ICLab: A Global, Longitudinal Internet Censorship Measurement Platform
Arian Akhavan Niaki, Shinyoung Cho, Zachary Weinberg, Nguyen Phong Hoang, Abbas Razaghpanah, Nicolas Christin, Phillipa Gill
The paper is a high-level description of the Internet censorship measurement platform ICLab and a retrospective of two years of operation. ICLab’s object of measurement is HTTP and HTTPS URLs. The system is designed to detect DNS manipulation, TCP injection, and HTTP block pages.
The ICLab platform is mainly uses commercial VPNs as vantage points. Of its 281 vantages, 264 are VPNs, and 17 are volunteer-operated Raspberry Pis. The use of VPNs as vantages offers different tradeoffs compared to other methods of censorship measurement. Some of the benefits of VPNs are that they are comparatively reliable and easy to maintain, they permit access to low-level network details in packet captures, and there are fewer ethical considerations than there are with human volunteers. The drawbacks are that you can only do measurements where commercial VPN services exist, and VPN networks may not be censored in the same way as typical residential networks. Something to watch out for is that VPN endpoints that are advertised to be in a specific country may not actually be in that country; the authors deal with this by verifying geolocation using round-trip times and excluding endpoints that may not be where they claim. ICLab’s VPN-based approach may be contrasted with the remote-measurement techniques of Censored Planet, which have good geographic coverage but are more limited in what measurements they can do; and the volunteer-operated probes of OONI, which must take extra care not to put their human operators at risk or overtax their resources.
An ICLab measurement comprises a GET request to a URL, from start to finish and including all intermediate steps: DNS resolution, TCP connection, TLS certificates, HTTP request and response, and a traceroute. Measurement results are accompanied by a full packet capture. The measurement is compared to a measurement from one or more control sites and examined for evidence of DNS manipulation, TCP injection, or block pages. DNS manipulation is detected when the same name resolves to two different ASes in two separate queries; when a name resolves to different ASes in the vantage and a control; or when a name resolves at a control but experiences an error at the vantage. TCP injection is detected when there is a sequence number overlap that contains a RST, FIN, or block page; or when a URL is accessible at a control but receives a RST or ICMP error at the vantage. Block pages are detected by first looking for complete HTTP responses that fit in one TCP segment. The HTML of a potential block page is compared against about 300 handwritten regular expressions, and clustered with known block pages by structural and textual similarity. Another block page classification technique I quite like is the URL-to-country ratio: for a given page, divide the number of URLs that may yield it by the number of countries it has been seen in; higher scores are more likely to be block pages. The idea is that block pages tend to be specific to one country, and apply to a large number of URLs. The paper reports the discovery of previously unknown block pages.

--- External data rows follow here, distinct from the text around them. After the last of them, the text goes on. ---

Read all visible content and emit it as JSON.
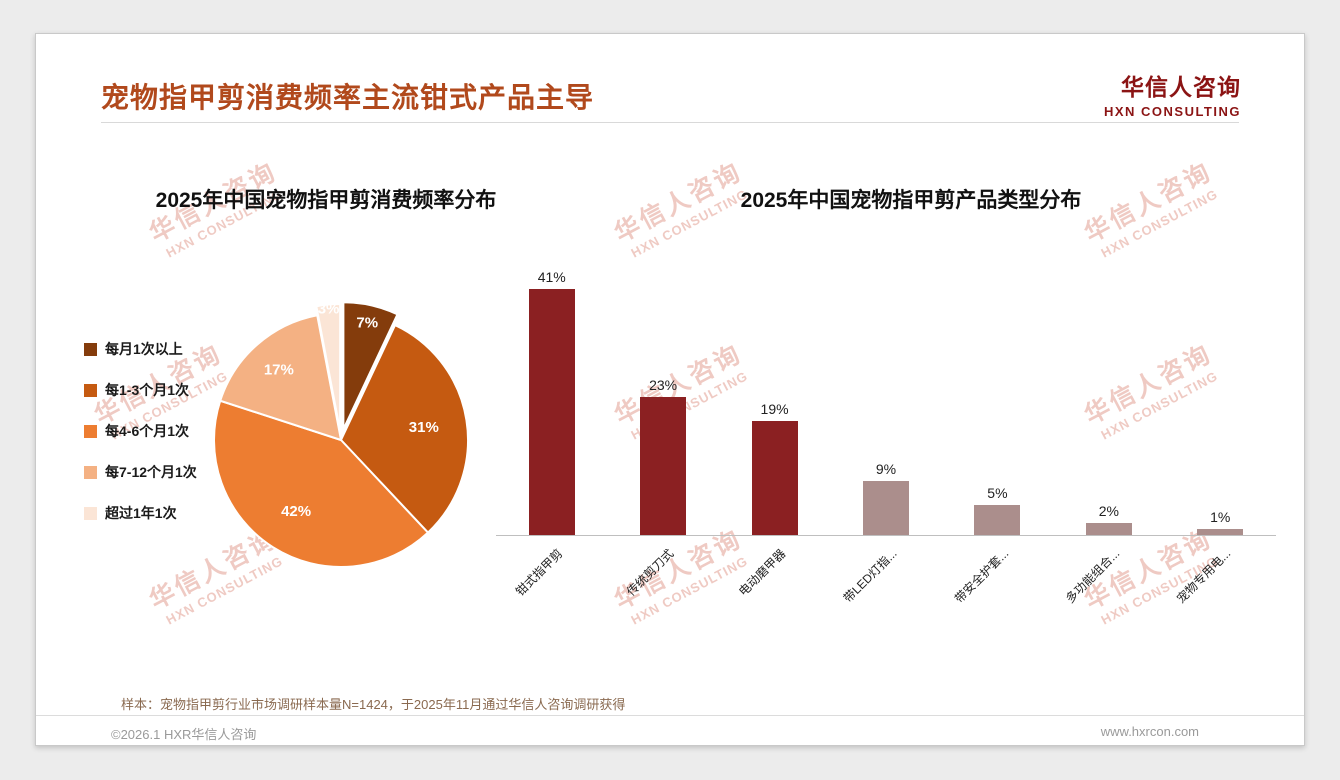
{
  "header": {
    "title": "宠物指甲剪消费频率主流钳式产品主导",
    "logo": {
      "cn": "华信人咨询",
      "en": "HXN CONSULTING"
    }
  },
  "watermark": {
    "cn": "华信人咨询",
    "en": "HXN CONSULTING"
  },
  "note": "样本：宠物指甲剪行业市场调研样本量N=1424，于2025年11月通过华信人咨询调研获得",
  "footer": {
    "copyright": "©2026.1 HXR华信人咨询",
    "website": "www.hxrcon.com"
  },
  "chart_data": [
    {
      "type": "pie",
      "title": "2025年中国宠物指甲剪消费频率分布",
      "labels": [
        "每月1次以上",
        "每1-3个月1次",
        "每4-6个月1次",
        "每7-12个月1次",
        "超过1年1次"
      ],
      "values": [
        7,
        31,
        42,
        17,
        3
      ],
      "data_labels": [
        "7%",
        "31%",
        "42%",
        "17%",
        "3%"
      ],
      "colors": [
        "#843C0C",
        "#C55A11",
        "#ED7D31",
        "#F4B183",
        "#FBE5D6"
      ],
      "legend_position": "left",
      "start_angle_deg": 0,
      "direction": "clockwise"
    },
    {
      "type": "bar",
      "title": "2025年中国宠物指甲剪产品类型分布",
      "categories": [
        "钳式指甲剪",
        "传统剪刀式",
        "电动磨甲器",
        "带LED灯指...",
        "带安全护套...",
        "多功能组合...",
        "宠物专用电..."
      ],
      "values": [
        41,
        23,
        19,
        9,
        5,
        2,
        1
      ],
      "data_labels": [
        "41%",
        "23%",
        "19%",
        "9%",
        "5%",
        "2%",
        "1%"
      ],
      "colors": [
        "#8B2022",
        "#8B2022",
        "#8B2022",
        "#AB8E8C",
        "#AB8E8C",
        "#AB8E8C",
        "#AB8E8C"
      ],
      "ylim": [
        0,
        45
      ],
      "grid": false,
      "legend_position": "none"
    }
  ]
}
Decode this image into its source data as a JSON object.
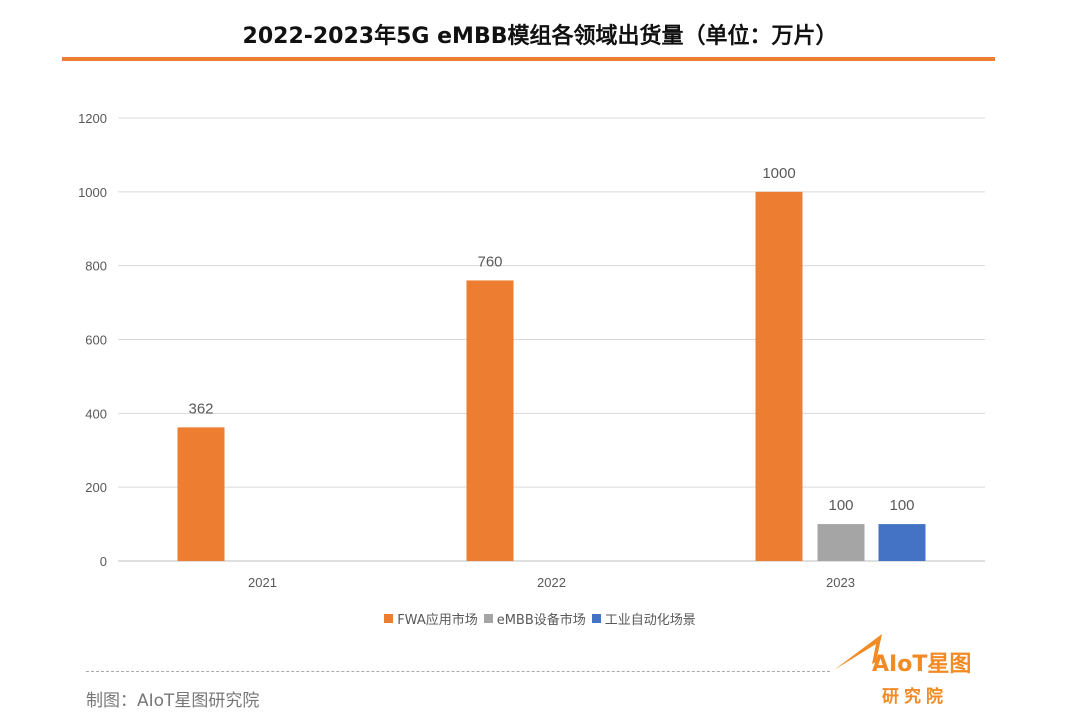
{
  "title": "2022-2023年5G eMBB模组各领域出货量（单位：万片）",
  "chart_data": {
    "type": "bar",
    "title": "2022-2023年5G eMBB模组各领域出货量（单位：万片）",
    "categories": [
      "2021",
      "2022",
      "2023"
    ],
    "series": [
      {
        "name": "FWA应用市场",
        "color": "#ed7d31",
        "values": [
          362,
          760,
          1000
        ]
      },
      {
        "name": "eMBB设备市场",
        "color": "#a5a5a5",
        "values": [
          null,
          null,
          100
        ]
      },
      {
        "name": "工业自动化场景",
        "color": "#4472c4",
        "values": [
          null,
          null,
          100
        ]
      }
    ],
    "ylim": [
      0,
      1200
    ],
    "yticks": [
      0,
      200,
      400,
      600,
      800,
      1000,
      1200
    ],
    "grid": true,
    "legend": "bottom"
  },
  "footer": {
    "credit": "制图：AIoT星图研究院",
    "logo_line1": "AIoT星图",
    "logo_line2": "研究院"
  }
}
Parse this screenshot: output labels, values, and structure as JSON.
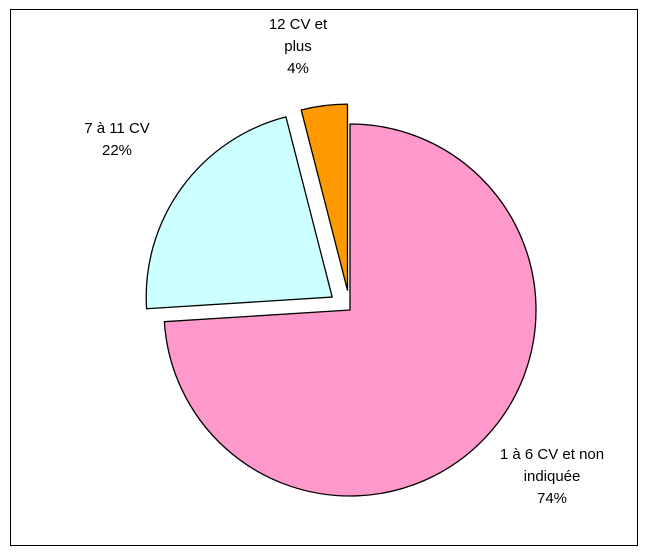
{
  "chart_data": {
    "type": "pie",
    "categories": [
      "1 à 6 CV et non indiquée",
      "7 à 11 CV",
      "12 CV et plus"
    ],
    "values": [
      74,
      22,
      4
    ],
    "value_labels": [
      "74%",
      "22%",
      "4%"
    ],
    "colors": [
      "#ff99cc",
      "#ccffff",
      "#ff9900"
    ]
  }
}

The authors give highlights of ICLab results from January 2017 to September 2018, a total of 54 million measurements of 45 thousand URLs in 62 countries. The countries that stand out as having the highest levels of URL censorship are Iran, South Korea, Saudi Arabia, India, and Kenya. A snapshot of the data supporting the paper is available at https://iclab.org/post/iclab_data/, which links to https://archive.org/details/@iclab and https://drive.google.com/drive/folders/1jjSNjIIB0EWDachhaheHePXjvLQeNHkr.
Thanks to Phillipa Gill for reviewing a draft of this summary.